Nope, it’s fair to say that The Muppet Christmas Carol truly is the Christmas gift that keeps on giving.
Unless you suffer from Mupaphobia, that is.
Either way, not only is it one of the best Christmas films ever, it’s a decidedly warm and snuggly take one of the greatest Christmas stories ever. Robert Zemeckis has big Santa-shaped boots to fill.
For the uninitiated, A Christmas Carol is a timeless moral festive tale set in the heart of Victorian London. Curmudgeonly old miser Ebenezer Scrooge is as thrifty with his finances as his emotions. After yet another grump-filled Christmas Eve, he is visited by the ghost of his old business partner Jacob Marley who insists he must repent and reform his sociopathic ways, lest he face an eternity trapped in agonising, penance-filled limbo.
With the help of visits from the Ghosts of Christmas Past (Carrey), Present (Carrey) and Future (yip, Carrey again), he must learn that money and solitude aren’t the only things worth living for.
While the overall tale is much like you’ve seen before in the upteen stage and movie versions of the tale, Zemeckis’ single-handed pursuit in embracing the cutting edge of celluloid technology ensures that the visuals are magnificently original.
Gone are the dead eyes of The Polar Express and the rippling pecs of Beowulf; it’s fair to say A Christmas Carol is the first time Zemeckis’ use of 3D motion capture truly, unreservedly succeeds. The fantastical blends – initially surreally – with the realistic and Jim Carrey’s multifaceted, chameleonic performances as the young, old, and otherworldly ghosts truly adds credence to the argument for this technology’s inclusion in modern cinema. No manner of make-up could convince us we’re looking at anything other than Jim Carrey in make-up; here, he simply embodies the characters we’re watching.
The 3D, too, is spectacular. There are a few more chase scenes than you’d expect from a Dickens book, and each one acts as a blow-you-away rollercoaster ride.
Where it does diverge from its recent popularist retellings however, is in the adherence to the true Dickensian dialogue and tone of the original.

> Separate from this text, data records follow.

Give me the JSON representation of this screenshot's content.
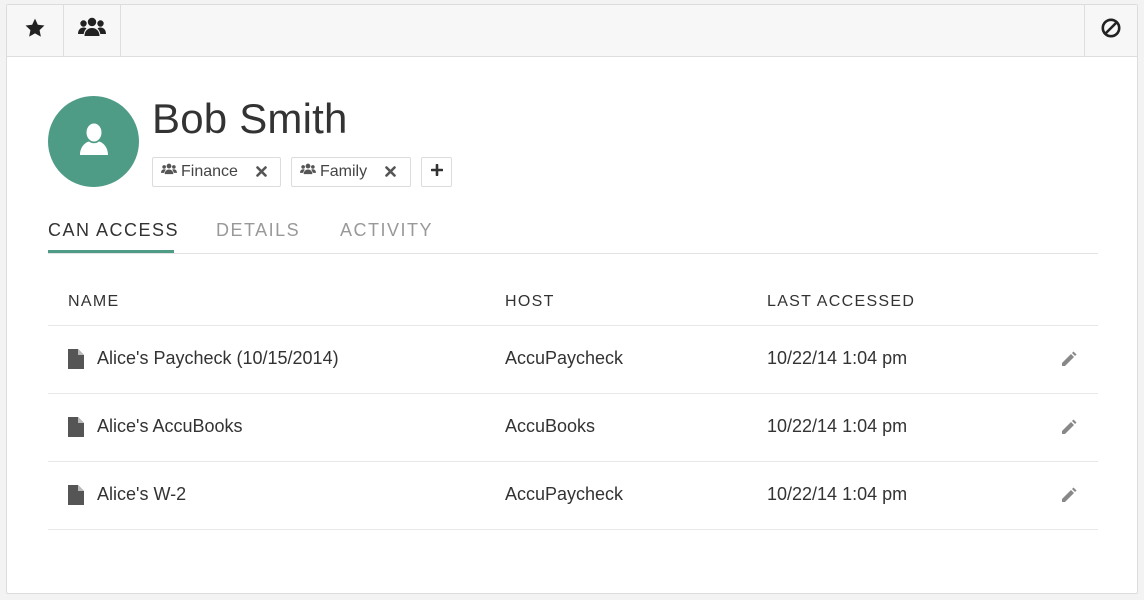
{
  "toolbar": {
    "star_icon": "star-icon",
    "group_icon": "users-icon",
    "block_icon": "block-icon"
  },
  "profile": {
    "name": "Bob Smith",
    "avatar_color": "#4e9b86",
    "groups": [
      {
        "label": "Finance"
      },
      {
        "label": "Family"
      }
    ],
    "add_icon": "plus-icon",
    "remove_icon": "close-icon"
  },
  "tabs": [
    {
      "label": "CAN ACCESS",
      "active": true
    },
    {
      "label": "DETAILS",
      "active": false
    },
    {
      "label": "ACTIVITY",
      "active": false
    }
  ],
  "table": {
    "columns": [
      "NAME",
      "HOST",
      "LAST ACCESSED"
    ],
    "rows": [
      {
        "name": "Alice's Paycheck (10/15/2014)",
        "host": "AccuPaycheck",
        "last_accessed": "10/22/14 1:04 pm"
      },
      {
        "name": "Alice's AccuBooks",
        "host": "AccuBooks",
        "last_accessed": "10/22/14 1:04 pm"
      },
      {
        "name": "Alice's W-2",
        "host": "AccuPaycheck",
        "last_accessed": "10/22/14 1:04 pm"
      }
    ]
  },
  "colors": {
    "accent": "#4e9b86",
    "text": "#333333",
    "muted": "#999999"
  }
}
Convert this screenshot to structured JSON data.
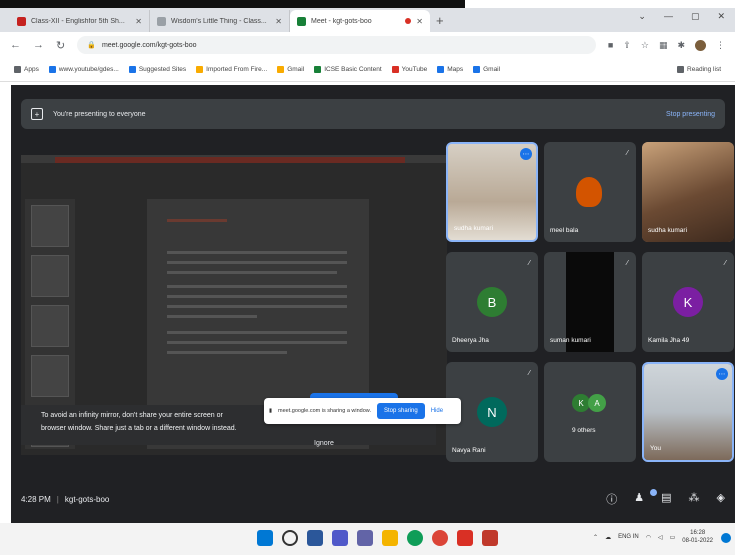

In fact, the ghosts – as magnificently as they’re brought to life – are genuinely unsettling, and it’s refreshing to see a ‘kids’ film that’s happy to embody the true nature of its source material and hark back to a time when it was acceptable to dazzle the rugrats with something designed to impact rather than pave the way for the inevitable merchandising deals.
However, for all its flashy special effects and polished performances, there’s something oddly jarring. By attempting to make it as kid-friendly as possible, there are short bursts of kaleidoscopic Disney magic that don’t sit rightly with the rest of the action. Sure, these set-pieces and magical touches entertain, but it’s all a bit random considering the faithful adherence to its Dickensian story.
This is further compounded with the realisation that – despite the christmas carols, buckets of snow and mirthful festivities – it simply doesn’t leave you with that cosy, Christmas glow you expect from the greats.
The Muppets still take the Christmas cake.